Saudi Arabia sees higher oil revenue as OPEC cuts boost prices

By Nayla Razzouk and Claudia Carpenter on 12/19/2017

DUBAI (Bloomberg) -- Saudi Arabia expects oil revenue to jump 12% next year in a sign the world’s biggest crude exporter expects prices to keep rising in 2018.

The top OPEC producer expects to collect 492 billion riyals ($131 billion) from oil sales in 2018, compared with 440 billion riyals this year, the Finance Ministry said on Tuesday in a budget statement. Non-oil revenue will climb to 291 billion riyals from 256 billion riyals in 2017.

Oil is on course for a second annual gain after the Organization of Petroleum Exporting Countries and its allies agreed to extend production curbs through the end of 2018. In a sign domestic prices are heading higher, Saudi Arabia plans to raise domestic gasoline prices by about 80% in January, according to a person with knowledge of the matter.

“Assuming Saudi Arabia will continue to comply with the OPEC production cuts throughout 2018, the budgeted increase in oil revenue reflects an expectation of higher export prices,” said Ziad Daoud, chief Middle East economist for Bloomberg Economics. Higher exports or an increase in oil prices can help to balance the budget, he said.

Saudi Arabia wouldn’t be the only OPEC nation looking for higher oil prices next year. Iraq, OPEC’s second-biggest producer, is assuming $46/bbl for its 2018 budget, pending parliament approval, up from $42/bbl for this year. Qatar’s 2018 budget assumes $45/bbl,l while Iran expects to earn $33 billion from oil sales at $50/bbl.

The Saudi government relies heavily on oil sales for revenue, and its finances have taken a blow since prices started tumbling in 2014. Total projected revenue next year is at 783 billion riyals, up from 696 billion riyals in 2017. The government intends to spend 978 billion riyals in 2018 compared with 926 billion this year, the Finance Ministry said.
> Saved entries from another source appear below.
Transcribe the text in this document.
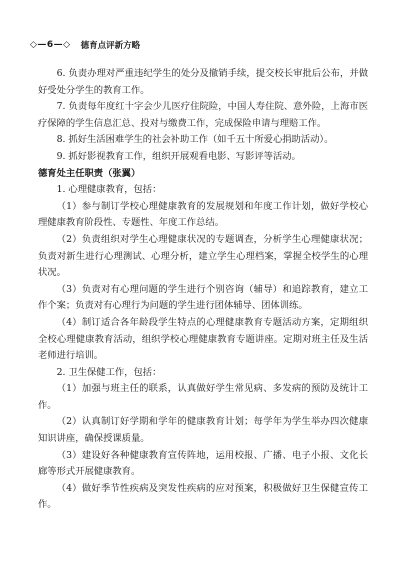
◇—6—◇ 德育点评新方略

6. 负责办理对严重违纪学生的处分及撤销手续，提交校长审批后公布，并做好受处分学生的教育工作。

7. 负责每年度红十字会少儿医疗住院险，中国人寿住院、意外险，上海市医疗保障的学生信息汇总、投对与缴费工作，完成保险申请与理赔工作。

8. 抓好生活困难学生的社会补助工作（如千五十所爱心捐助活动）。

9. 抓好影视教育工作，组织开展观看电影、写影评等活动。

德育处主任职责（张翼）

1. 心理健康教育，包括：

（1）参与制订学校心理健康教育的发展规划和年度工作计划，做好学校心理健康教育阶段性、专题性、年度工作总结。

（2）负责组织对学生心理健康状况的专题调查，分析学生心理健康状况；负责对新生进行心理测试、心理分析，建立学生心理档案，掌握全校学生的心理状况。

（3）负责对有心理问题的学生进行个别咨询（辅导）和追踪教育，建立工作个案；负责对有心理行为问题的学生进行团体辅导、团体训练。

（4）制订适合各年龄段学生特点的心理健康教育专题活动方案，定期组织全校心理健康教育活动，组织学校心理健康教育专题讲座。定期对班主任及生活老师进行培训。

2. 卫生保健工作，包括：

（1）加强与班主任的联系，认真做好学生常见病、多发病的预防及统计工作。

（2）认真制订好学期和学年的健康教育计划；每学年为学生举办四次健康知识讲座，确保授课质量。

（3）建设好各种健康教育宣传阵地，运用校报、广播、电子小报、文化长廊等形式开展健康教育。

（4）做好季节性疾病及突发性疾病的应对预案，积极做好卫生保健宣传工作。
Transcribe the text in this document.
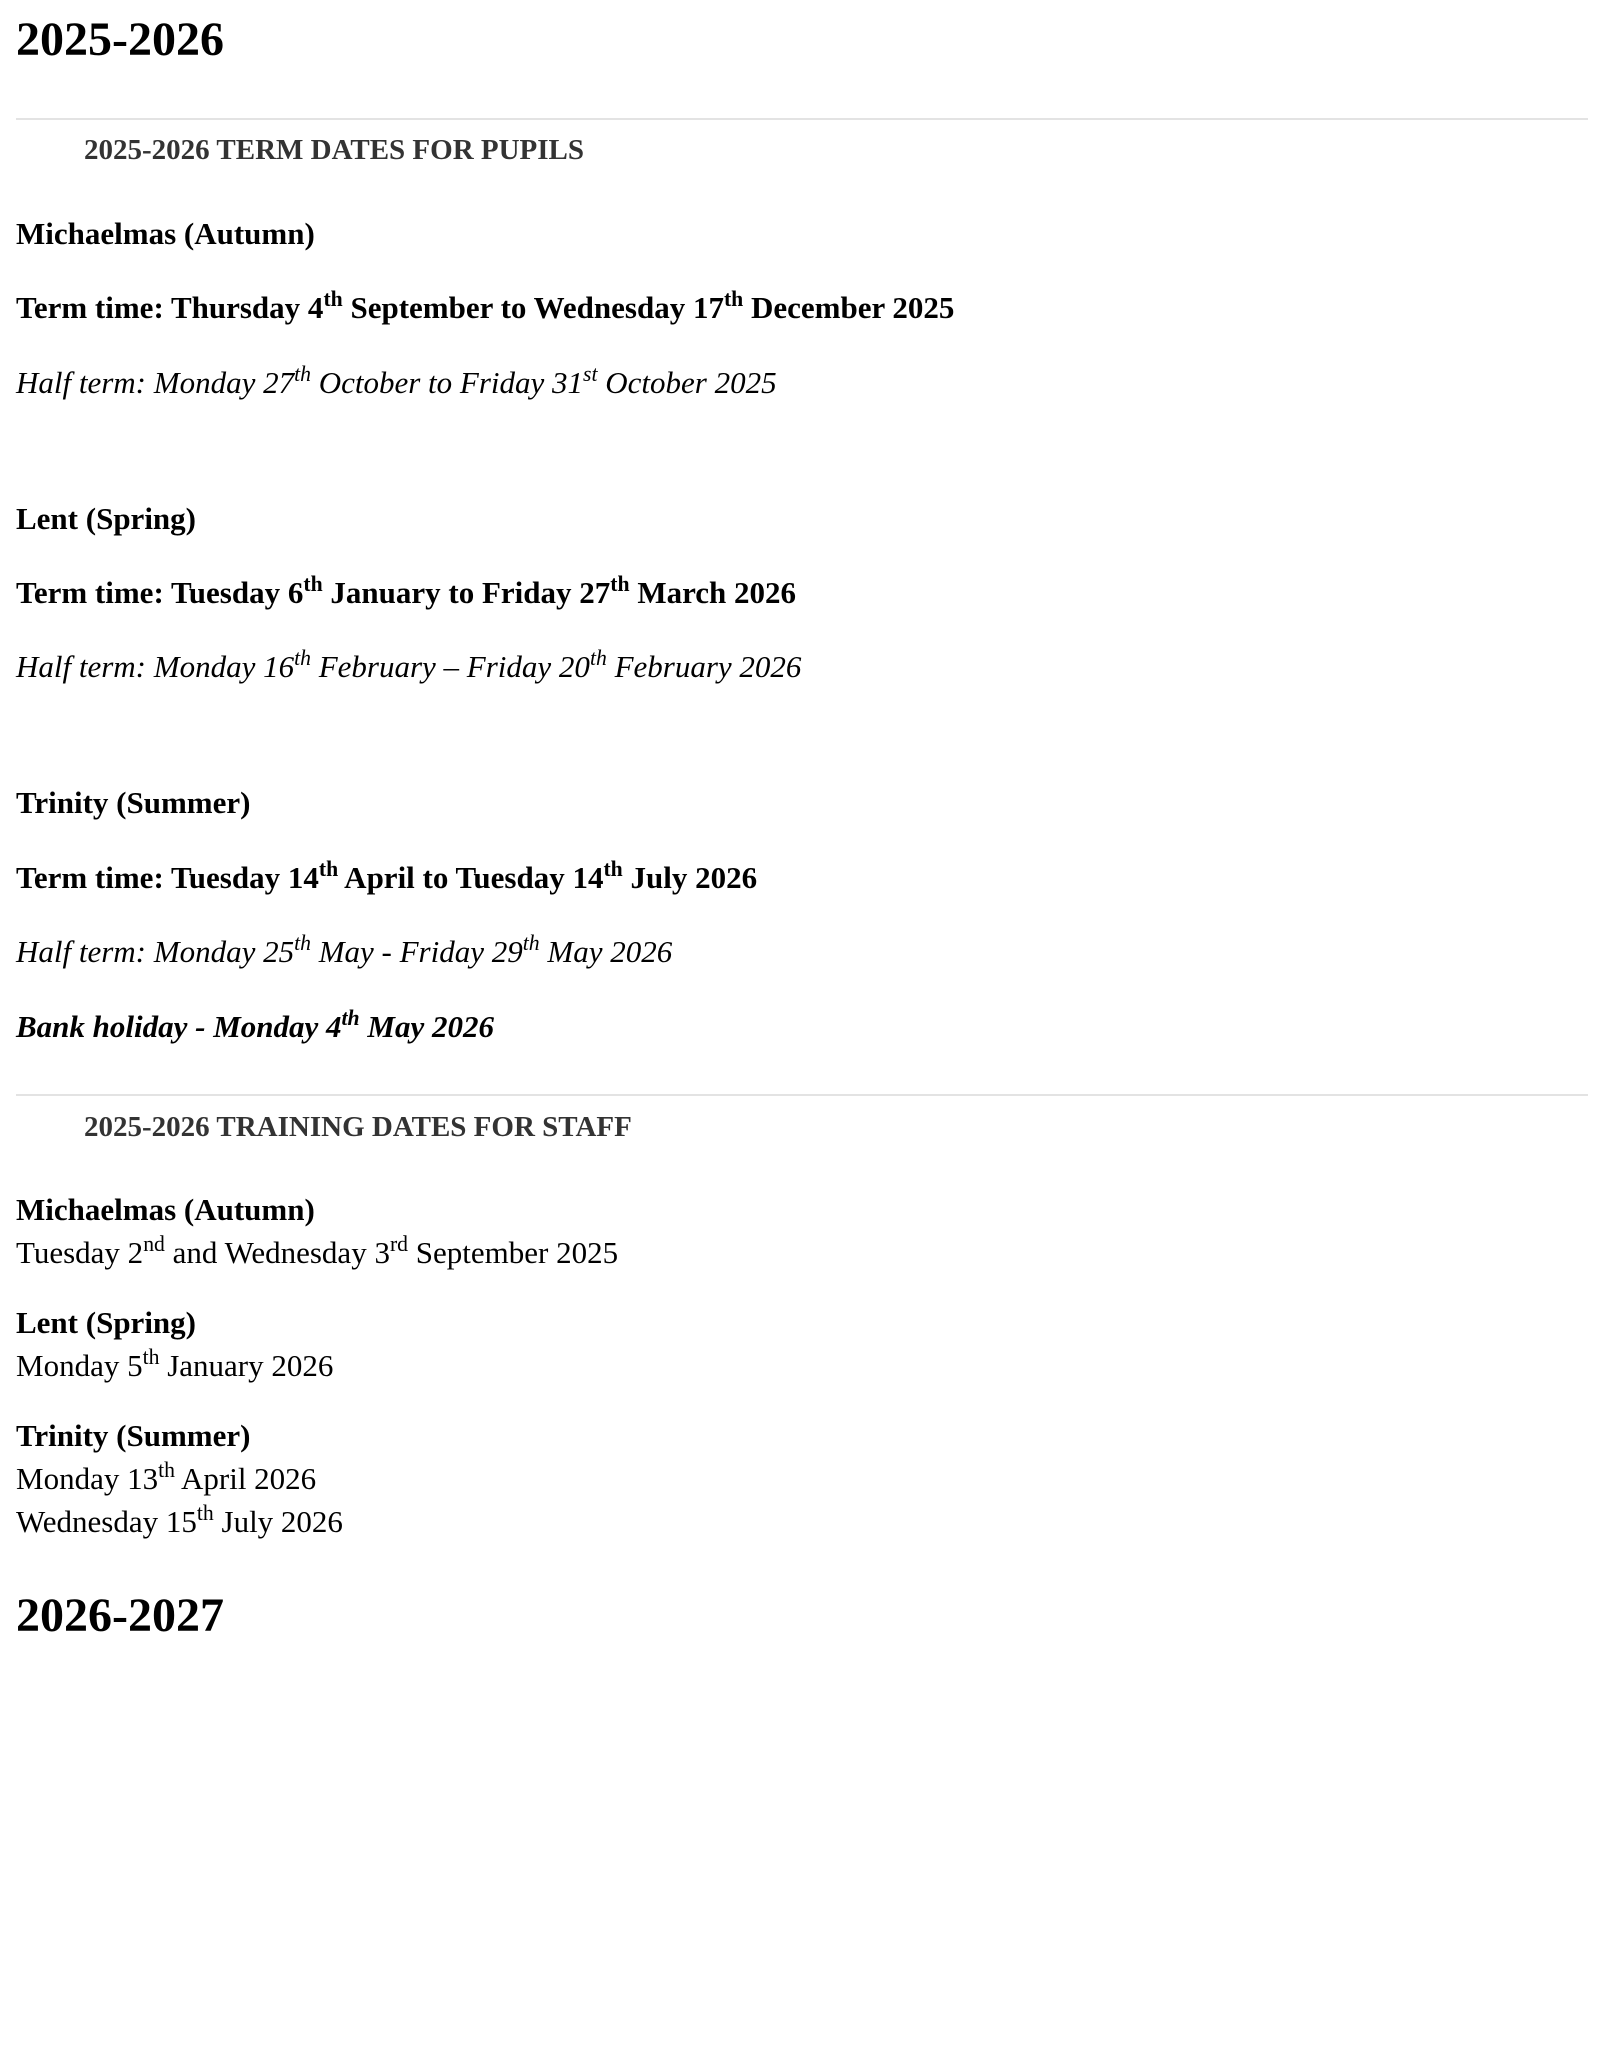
2025-2026
2025-2026 TERM DATES FOR PUPILS

Michaelmas (Autumn)

Term time: Thursday 4th September to Wednesday 17th December 2025

Half term: Monday 27th October to Friday 31st October 2025

Lent (Spring)

Term time: Tuesday 6th January to Friday 27th March 2026

Half term: Monday 16th February – Friday 20th February 2026

Trinity (Summer)

Term time: Tuesday 14th April to Tuesday 14th July 2026

Half term: Monday 25th May - Friday 29th May 2026

Bank holiday - Monday 4th May 2026

2025-2026 TRAINING DATES FOR STAFF

Michaelmas (Autumn)

Tuesday 2nd and Wednesday 3rd September 2025

Lent (Spring)

Monday 5th January 2026

Trinity (Summer)

Monday 13th April 2026

Wednesday 15th July 2026

2026-2027
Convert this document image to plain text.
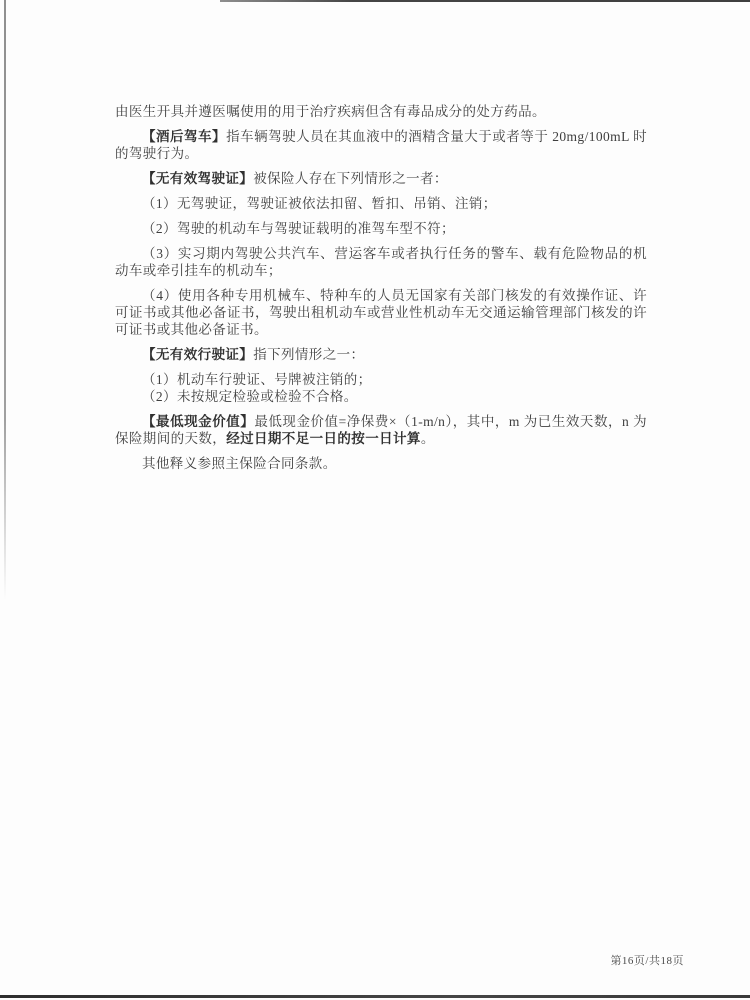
由医生开具并遵医嘱使用的用于治疗疾病但含有毒品成分的处方药品。

【酒后驾车】指车辆驾驶人员在其血液中的酒精含量大于或者等于 20mg/100mL 时的驾驶行为。

【无有效驾驶证】被保险人存在下列情形之一者：

（1）无驾驶证，驾驶证被依法扣留、暂扣、吊销、注销；

（2）驾驶的机动车与驾驶证载明的准驾车型不符；

（3）实习期内驾驶公共汽车、营运客车或者执行任务的警车、载有危险物品的机动车或牵引挂车的机动车；

（4）使用各种专用机械车、特种车的人员无国家有关部门核发的有效操作证、许可证书或其他必备证书，驾驶出租机动车或营业性机动车无交通运输管理部门核发的许可证书或其他必备证书。

【无有效行驶证】指下列情形之一：

（1）机动车行驶证、号牌被注销的；

（2）未按规定检验或检验不合格。

【最低现金价值】最低现金价值=净保费×（1-m/n），其中，m 为已生效天数，n 为保险期间的天数，经过日期不足一日的按一日计算。

其他释义参照主保险合同条款。

第16页/共18页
The kingdom implemented austerity measures in 2016 to weather the downturn. In April, Crown Prince Mohammed bin Salman rolled out the Saudi Vision 2030, an economic plan to end the country’s “addiction” to oil. The country intends to sell a stake of about five percent in state energy producer Saudi Arabian Oil Co. , the world’s biggest oil exporter.